Still, if you want to do a musical analysis of basslines that span musical genres and cultural generations, play these two songs one after another. Funky basslines have far-reaching influences indeed.
This fine piece of instrumental funk from the New Orleans funk band The Meters has been covered by nearly 30 different bands since its release in 1969. The bassline in this song is one for the books, deeming The Meters, along with James Brown, as the originators of Funk music.
They don’t have very many other hits, but with a song like Cissy Strut, they don’t need any. It’s kind of hard to top this level of funky perfection.
Better known for being one of the greatest songwriters of all time, Paul Simon’s most popular solo work, Graceland, an album inspired by South African street music and American southern music genres like Zydeco, also has a truly unique bass element.
The song Graceland conveys all the musical influences Simon drew from to create this Grammy-winning album. The bassline is highly intricate, at times mirroring the riff of Simon’s guitar but also providing a steady river of background beat and rhythm that is really the foundation for all the other instruments and vocals.
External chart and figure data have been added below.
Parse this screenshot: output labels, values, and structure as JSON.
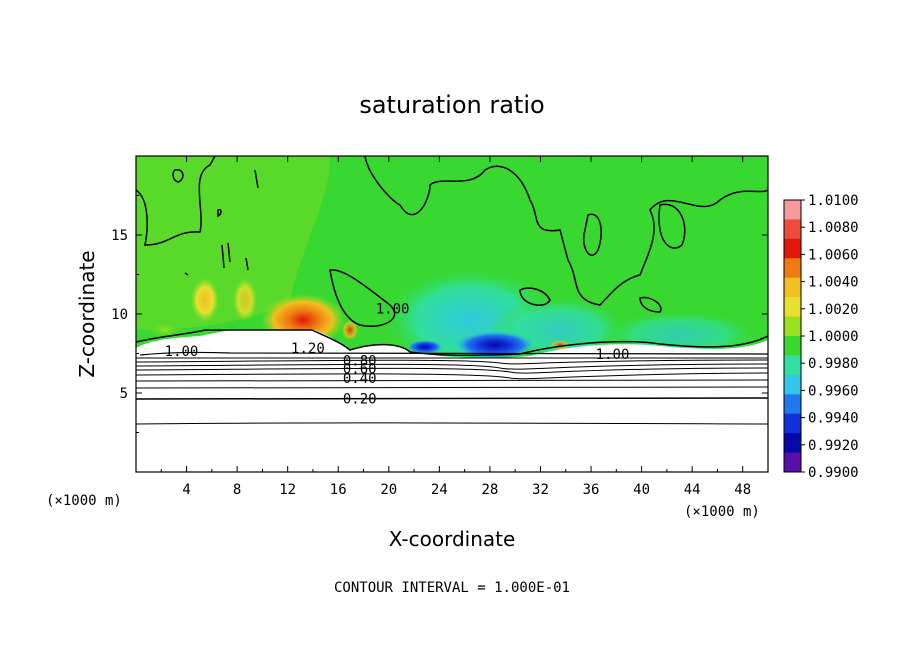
{
  "chart_data": {
    "type": "heatmap",
    "title": "saturation ratio",
    "xlabel": "X-coordinate",
    "ylabel": "Z-coordinate",
    "x_unit": "(×1000 m)",
    "y_unit": "(×1000 m)",
    "xlim": [
      0,
      50
    ],
    "ylim": [
      0,
      20
    ],
    "x_ticks": [
      4,
      8,
      12,
      16,
      20,
      24,
      28,
      32,
      36,
      40,
      44,
      48
    ],
    "y_ticks": [
      5,
      10,
      15
    ],
    "footer": "CONTOUR INTERVAL = 1.000E-01",
    "contour_labels": [
      {
        "text": "1.00",
        "x": 3.6,
        "z": 7.6
      },
      {
        "text": "1.20",
        "x": 13.6,
        "z": 7.8
      },
      {
        "text": "0.80",
        "x": 17.7,
        "z": 7.0
      },
      {
        "text": "0.60",
        "x": 17.7,
        "z": 6.5
      },
      {
        "text": "0.40",
        "x": 17.7,
        "z": 5.9
      },
      {
        "text": "0.20",
        "x": 17.7,
        "z": 4.6
      },
      {
        "text": "1.00",
        "x": 20.3,
        "z": 10.3
      },
      {
        "text": "1.00",
        "x": 37.7,
        "z": 7.4
      }
    ],
    "colorbar": {
      "labels": [
        "1.0100",
        "1.0080",
        "1.0060",
        "1.0040",
        "1.0020",
        "1.0000",
        "0.9980",
        "0.9960",
        "0.9940",
        "0.9920",
        "0.9900"
      ],
      "colors": [
        "#f49a9a",
        "#f04a3a",
        "#e01808",
        "#f07a10",
        "#f0c020",
        "#e8e030",
        "#98e020",
        "#38d830",
        "#30e0a0",
        "#30c8e8",
        "#2078f0",
        "#1030d8",
        "#0808a8",
        "#5810a8"
      ]
    }
  }
}
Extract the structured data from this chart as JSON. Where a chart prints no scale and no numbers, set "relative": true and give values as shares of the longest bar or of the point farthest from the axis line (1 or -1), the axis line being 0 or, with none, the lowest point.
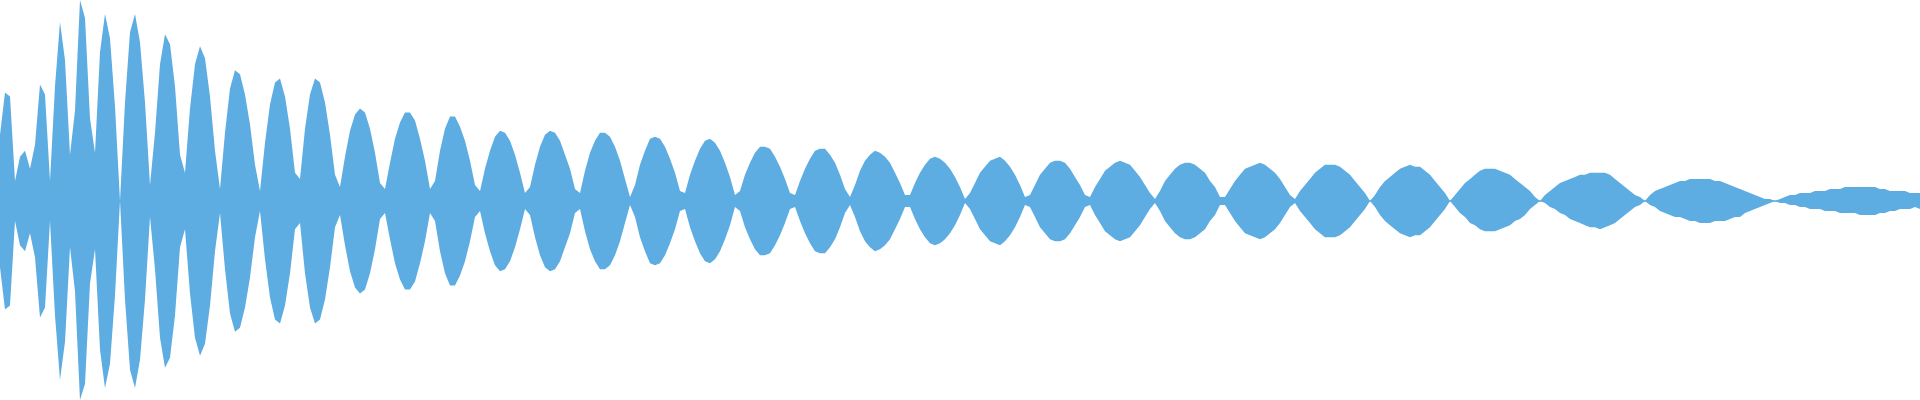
{
  "chart_data": {
    "type": "area",
    "relative": true,
    "ref_lines": [
      {
        "axis": "y",
        "value": 0,
        "color": "#5dade2"
      }
    ],
    "categories": [
      null,
      null,
      null,
      null,
      null,
      null,
      null,
      null,
      null,
      null,
      null,
      null,
      null,
      null,
      null,
      null,
      null,
      null,
      null,
      null,
      null,
      null,
      null,
      null,
      null,
      null,
      null,
      null,
      null,
      null,
      null,
      null,
      null,
      null,
      null,
      null,
      null,
      null,
      null,
      null,
      null,
      null,
      null,
      null,
      null,
      null,
      null,
      null,
      null,
      null,
      null,
      null,
      null,
      null,
      null,
      null,
      null,
      null,
      null,
      null,
      null,
      null,
      null,
      null,
      null,
      null,
      null,
      null,
      null,
      null,
      null,
      null,
      null,
      null,
      null,
      null,
      null,
      null,
      null,
      null,
      null,
      null,
      null,
      null,
      null,
      null,
      null,
      null,
      null,
      null,
      null,
      null,
      null,
      null,
      null,
      null,
      null,
      null,
      null,
      null,
      null,
      null,
      null,
      null,
      null,
      null,
      null,
      null,
      null,
      null,
      null,
      null,
      null,
      null,
      null,
      null,
      null,
      null,
      null,
      null,
      null,
      null,
      null,
      null,
      null,
      null,
      null,
      null,
      null,
      null,
      null,
      null,
      null,
      null,
      null,
      null,
      null,
      null,
      null,
      null,
      null,
      null,
      null,
      null,
      null,
      null,
      null,
      null,
      null,
      null,
      null,
      null,
      null,
      null,
      null,
      null,
      null,
      null,
      null,
      null,
      null,
      null,
      null,
      null,
      null,
      null,
      null,
      null,
      null,
      null,
      null,
      null,
      null,
      null,
      null,
      null,
      null,
      null,
      null,
      null,
      null,
      null,
      null,
      null,
      null,
      null,
      null,
      null,
      null,
      null,
      null,
      null,
      null,
      null,
      null,
      null,
      null,
      null,
      null,
      null,
      null,
      null,
      null,
      null,
      null,
      null,
      null,
      null,
      null,
      null,
      null,
      null,
      null,
      null,
      null,
      null,
      null,
      null,
      null,
      null,
      null,
      null,
      null,
      null,
      null,
      null,
      null,
      null,
      null,
      null,
      null,
      null,
      null,
      null,
      null,
      null,
      null,
      null,
      null,
      null,
      null,
      null,
      null,
      null,
      null,
      null,
      null,
      null,
      null,
      null,
      null,
      null,
      null,
      null,
      null,
      null,
      null,
      null,
      null,
      null,
      null,
      null,
      null,
      null,
      null,
      null,
      null,
      null,
      null,
      null,
      null,
      null,
      null,
      null,
      null,
      null,
      null,
      null,
      null,
      null,
      null,
      null,
      null,
      null,
      null,
      null,
      null,
      null,
      null,
      null,
      null,
      null,
      null,
      null,
      null,
      null,
      null,
      null,
      null,
      null,
      null,
      null,
      null,
      null,
      null,
      null,
      null,
      null,
      null,
      null,
      null,
      null,
      null,
      null,
      null,
      null,
      null,
      null,
      null,
      null,
      null,
      null,
      null,
      null,
      null,
      null,
      null,
      null,
      null,
      null,
      null,
      null,
      null,
      null,
      null,
      null,
      null,
      null,
      null,
      null,
      null,
      null,
      null,
      null,
      null,
      null,
      null,
      null,
      null,
      null,
      null,
      null,
      null,
      null,
      null,
      null,
      null,
      null,
      null,
      null,
      null,
      null,
      null,
      null,
      null,
      null,
      null,
      null,
      null,
      null,
      null,
      null,
      null,
      null,
      null,
      null,
      null,
      null,
      null,
      null,
      null,
      null,
      null,
      null,
      null
    ],
    "series": [
      {
        "color": "#5dade2",
        "values": [
          0.33,
          0.54,
          0.52,
          0.1,
          0.22,
          0.25,
          0.16,
          0.28,
          0.58,
          0.53,
          0.1,
          0.57,
          0.89,
          0.7,
          0.23,
          0.45,
          1.0,
          0.91,
          0.41,
          0.24,
          0.74,
          0.93,
          0.81,
          0.47,
          0.0,
          0.49,
          0.84,
          0.93,
          0.79,
          0.49,
          0.08,
          0.34,
          0.68,
          0.83,
          0.78,
          0.57,
          0.23,
          0.14,
          0.46,
          0.68,
          0.77,
          0.71,
          0.52,
          0.25,
          0.06,
          0.34,
          0.56,
          0.65,
          0.63,
          0.53,
          0.38,
          0.18,
          0.05,
          0.29,
          0.48,
          0.59,
          0.61,
          0.52,
          0.36,
          0.14,
          0.11,
          0.36,
          0.53,
          0.61,
          0.59,
          0.49,
          0.33,
          0.13,
          0.07,
          0.22,
          0.35,
          0.43,
          0.46,
          0.44,
          0.36,
          0.24,
          0.09,
          0.06,
          0.19,
          0.31,
          0.39,
          0.44,
          0.44,
          0.4,
          0.31,
          0.2,
          0.06,
          0.1,
          0.25,
          0.36,
          0.42,
          0.42,
          0.37,
          0.3,
          0.2,
          0.08,
          0.05,
          0.16,
          0.25,
          0.32,
          0.35,
          0.34,
          0.3,
          0.23,
          0.14,
          0.04,
          0.07,
          0.18,
          0.27,
          0.33,
          0.35,
          0.34,
          0.3,
          0.23,
          0.16,
          0.06,
          0.04,
          0.15,
          0.24,
          0.3,
          0.34,
          0.34,
          0.32,
          0.27,
          0.2,
          0.11,
          0.02,
          0.08,
          0.18,
          0.25,
          0.31,
          0.32,
          0.31,
          0.27,
          0.21,
          0.14,
          0.05,
          0.04,
          0.13,
          0.2,
          0.26,
          0.3,
          0.31,
          0.29,
          0.25,
          0.19,
          0.12,
          0.03,
          0.05,
          0.13,
          0.19,
          0.24,
          0.27,
          0.27,
          0.26,
          0.22,
          0.17,
          0.11,
          0.04,
          0.03,
          0.1,
          0.16,
          0.21,
          0.25,
          0.26,
          0.26,
          0.23,
          0.19,
          0.13,
          0.06,
          0.02,
          0.08,
          0.15,
          0.2,
          0.23,
          0.25,
          0.24,
          0.22,
          0.19,
          0.14,
          0.09,
          0.03,
          0.03,
          0.09,
          0.14,
          0.18,
          0.21,
          0.22,
          0.21,
          0.19,
          0.16,
          0.12,
          0.07,
          0.01,
          0.04,
          0.09,
          0.14,
          0.17,
          0.2,
          0.21,
          0.22,
          0.2,
          0.17,
          0.13,
          0.08,
          0.02,
          0.03,
          0.08,
          0.13,
          0.16,
          0.19,
          0.2,
          0.2,
          0.19,
          0.16,
          0.12,
          0.08,
          0.03,
          0.02,
          0.07,
          0.11,
          0.15,
          0.17,
          0.19,
          0.2,
          0.19,
          0.18,
          0.15,
          0.12,
          0.08,
          0.04,
          0.01,
          0.05,
          0.1,
          0.13,
          0.16,
          0.18,
          0.19,
          0.19,
          0.18,
          0.16,
          0.14,
          0.1,
          0.07,
          0.02,
          0.02,
          0.06,
          0.1,
          0.13,
          0.16,
          0.17,
          0.18,
          0.19,
          0.18,
          0.16,
          0.14,
          0.11,
          0.07,
          0.03,
          0.01,
          0.05,
          0.08,
          0.11,
          0.14,
          0.16,
          0.18,
          0.18,
          0.18,
          0.17,
          0.15,
          0.13,
          0.1,
          0.07,
          0.04,
          0.0,
          0.03,
          0.07,
          0.1,
          0.12,
          0.14,
          0.16,
          0.17,
          0.18,
          0.17,
          0.17,
          0.15,
          0.13,
          0.1,
          0.07,
          0.04,
          0.0,
          0.03,
          0.06,
          0.09,
          0.11,
          0.13,
          0.15,
          0.16,
          0.16,
          0.16,
          0.15,
          0.14,
          0.13,
          0.11,
          0.09,
          0.07,
          0.05,
          0.02,
          0.0,
          0.03,
          0.05,
          0.07,
          0.09,
          0.1,
          0.11,
          0.12,
          0.13,
          0.13,
          0.14,
          0.14,
          0.14,
          0.14,
          0.13,
          0.11,
          0.09,
          0.07,
          0.05,
          0.03,
          0.02,
          0.0,
          0.03,
          0.05,
          0.06,
          0.07,
          0.08,
          0.09,
          0.1,
          0.1,
          0.11,
          0.11,
          0.11,
          0.11,
          0.11,
          0.1,
          0.1,
          0.09,
          0.08,
          0.07,
          0.06,
          0.05,
          0.04,
          0.03,
          0.02,
          0.01,
          0.01,
          0.0,
          0.01,
          0.02,
          0.03,
          0.03,
          0.04,
          0.04,
          0.04,
          0.05,
          0.05,
          0.05,
          0.06,
          0.06,
          0.06,
          0.07,
          0.07,
          0.07,
          0.07,
          0.07,
          0.07,
          0.07,
          0.06,
          0.06,
          0.05,
          0.05,
          0.05,
          0.05,
          0.04,
          0.04,
          0.04
        ]
      },
      {
        "color": "#5dade2",
        "values": [
          -0.33,
          -0.54,
          -0.52,
          -0.1,
          -0.22,
          -0.25,
          -0.16,
          -0.28,
          -0.58,
          -0.53,
          -0.1,
          -0.57,
          -0.89,
          -0.7,
          -0.23,
          -0.45,
          -0.99,
          -0.91,
          -0.41,
          -0.24,
          -0.74,
          -0.93,
          -0.81,
          -0.47,
          0.0,
          -0.49,
          -0.84,
          -0.93,
          -0.79,
          -0.49,
          -0.08,
          -0.34,
          -0.68,
          -0.83,
          -0.78,
          -0.57,
          -0.23,
          -0.14,
          -0.46,
          -0.68,
          -0.77,
          -0.71,
          -0.52,
          -0.25,
          -0.06,
          -0.34,
          -0.56,
          -0.65,
          -0.63,
          -0.53,
          -0.38,
          -0.18,
          -0.05,
          -0.29,
          -0.48,
          -0.59,
          -0.61,
          -0.52,
          -0.36,
          -0.14,
          -0.11,
          -0.36,
          -0.53,
          -0.61,
          -0.59,
          -0.49,
          -0.33,
          -0.13,
          -0.07,
          -0.22,
          -0.35,
          -0.43,
          -0.46,
          -0.44,
          -0.36,
          -0.24,
          -0.09,
          -0.06,
          -0.19,
          -0.31,
          -0.39,
          -0.44,
          -0.44,
          -0.4,
          -0.31,
          -0.2,
          -0.06,
          -0.1,
          -0.25,
          -0.36,
          -0.42,
          -0.42,
          -0.37,
          -0.3,
          -0.2,
          -0.08,
          -0.05,
          -0.16,
          -0.25,
          -0.32,
          -0.35,
          -0.34,
          -0.3,
          -0.23,
          -0.14,
          -0.04,
          -0.07,
          -0.18,
          -0.27,
          -0.33,
          -0.35,
          -0.34,
          -0.3,
          -0.23,
          -0.16,
          -0.06,
          -0.04,
          -0.15,
          -0.24,
          -0.3,
          -0.34,
          -0.34,
          -0.32,
          -0.27,
          -0.2,
          -0.11,
          -0.02,
          -0.08,
          -0.18,
          -0.25,
          -0.31,
          -0.32,
          -0.31,
          -0.27,
          -0.21,
          -0.14,
          -0.05,
          -0.04,
          -0.13,
          -0.2,
          -0.26,
          -0.3,
          -0.31,
          -0.29,
          -0.25,
          -0.19,
          -0.12,
          -0.03,
          -0.05,
          -0.13,
          -0.19,
          -0.24,
          -0.27,
          -0.27,
          -0.26,
          -0.22,
          -0.17,
          -0.11,
          -0.04,
          -0.03,
          -0.1,
          -0.16,
          -0.21,
          -0.25,
          -0.26,
          -0.26,
          -0.23,
          -0.19,
          -0.13,
          -0.06,
          -0.02,
          -0.08,
          -0.15,
          -0.2,
          -0.23,
          -0.25,
          -0.24,
          -0.22,
          -0.19,
          -0.14,
          -0.09,
          -0.03,
          -0.03,
          -0.09,
          -0.14,
          -0.18,
          -0.21,
          -0.22,
          -0.21,
          -0.19,
          -0.16,
          -0.12,
          -0.07,
          -0.01,
          -0.04,
          -0.09,
          -0.14,
          -0.17,
          -0.2,
          -0.21,
          -0.22,
          -0.2,
          -0.17,
          -0.13,
          -0.08,
          -0.02,
          -0.03,
          -0.08,
          -0.13,
          -0.16,
          -0.19,
          -0.2,
          -0.2,
          -0.19,
          -0.16,
          -0.12,
          -0.08,
          -0.03,
          -0.02,
          -0.07,
          -0.11,
          -0.15,
          -0.17,
          -0.19,
          -0.2,
          -0.19,
          -0.18,
          -0.15,
          -0.12,
          -0.08,
          -0.04,
          -0.01,
          -0.05,
          -0.1,
          -0.13,
          -0.16,
          -0.18,
          -0.19,
          -0.19,
          -0.18,
          -0.16,
          -0.14,
          -0.1,
          -0.07,
          -0.02,
          -0.02,
          -0.06,
          -0.1,
          -0.13,
          -0.16,
          -0.17,
          -0.18,
          -0.19,
          -0.18,
          -0.16,
          -0.14,
          -0.11,
          -0.07,
          -0.03,
          -0.01,
          -0.05,
          -0.08,
          -0.11,
          -0.14,
          -0.16,
          -0.18,
          -0.18,
          -0.18,
          -0.17,
          -0.15,
          -0.13,
          -0.1,
          -0.07,
          -0.04,
          0.0,
          -0.03,
          -0.07,
          -0.1,
          -0.12,
          -0.14,
          -0.16,
          -0.17,
          -0.18,
          -0.17,
          -0.17,
          -0.15,
          -0.13,
          -0.1,
          -0.07,
          -0.04,
          0.0,
          -0.03,
          -0.06,
          -0.08,
          -0.11,
          -0.12,
          -0.14,
          -0.15,
          -0.15,
          -0.15,
          -0.14,
          -0.13,
          -0.12,
          -0.1,
          -0.09,
          -0.07,
          -0.04,
          -0.02,
          0.0,
          -0.01,
          -0.03,
          -0.04,
          -0.06,
          -0.07,
          -0.09,
          -0.1,
          -0.11,
          -0.12,
          -0.13,
          -0.13,
          -0.14,
          -0.13,
          -0.12,
          -0.11,
          -0.09,
          -0.07,
          -0.05,
          -0.03,
          -0.02,
          0.0,
          -0.02,
          -0.03,
          -0.05,
          -0.06,
          -0.07,
          -0.08,
          -0.08,
          -0.09,
          -0.1,
          -0.1,
          -0.11,
          -0.11,
          -0.11,
          -0.1,
          -0.1,
          -0.1,
          -0.09,
          -0.08,
          -0.08,
          -0.06,
          -0.05,
          -0.04,
          -0.03,
          -0.02,
          -0.01,
          0.0,
          -0.01,
          -0.01,
          -0.02,
          -0.02,
          -0.03,
          -0.03,
          -0.04,
          -0.04,
          -0.04,
          -0.05,
          -0.05,
          -0.05,
          -0.06,
          -0.06,
          -0.06,
          -0.06,
          -0.07,
          -0.07,
          -0.07,
          -0.07,
          -0.06,
          -0.06,
          -0.05,
          -0.05,
          -0.04,
          -0.04,
          -0.04,
          -0.03,
          -0.04
        ]
      }
    ]
  }
}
Victor Wooten may be the greatest bass player of all time, and anyone who has ever touched a base admires and even idolizes this absolute bassmaster. His bass solos are other-worldly, and while he plays accompanied by other instruments, all anyone cares about is watching him play the bass.
It’s impossible to pick just one song that showcases Wooten’s incomparable talent, but this version of Amazing Grace on the bass chills me to the bone every time I listen to it. It’s sure to initiate your fall into the bottomless rabbit hole of Wooten’s musical repertoire that is as vast and varied as music itself.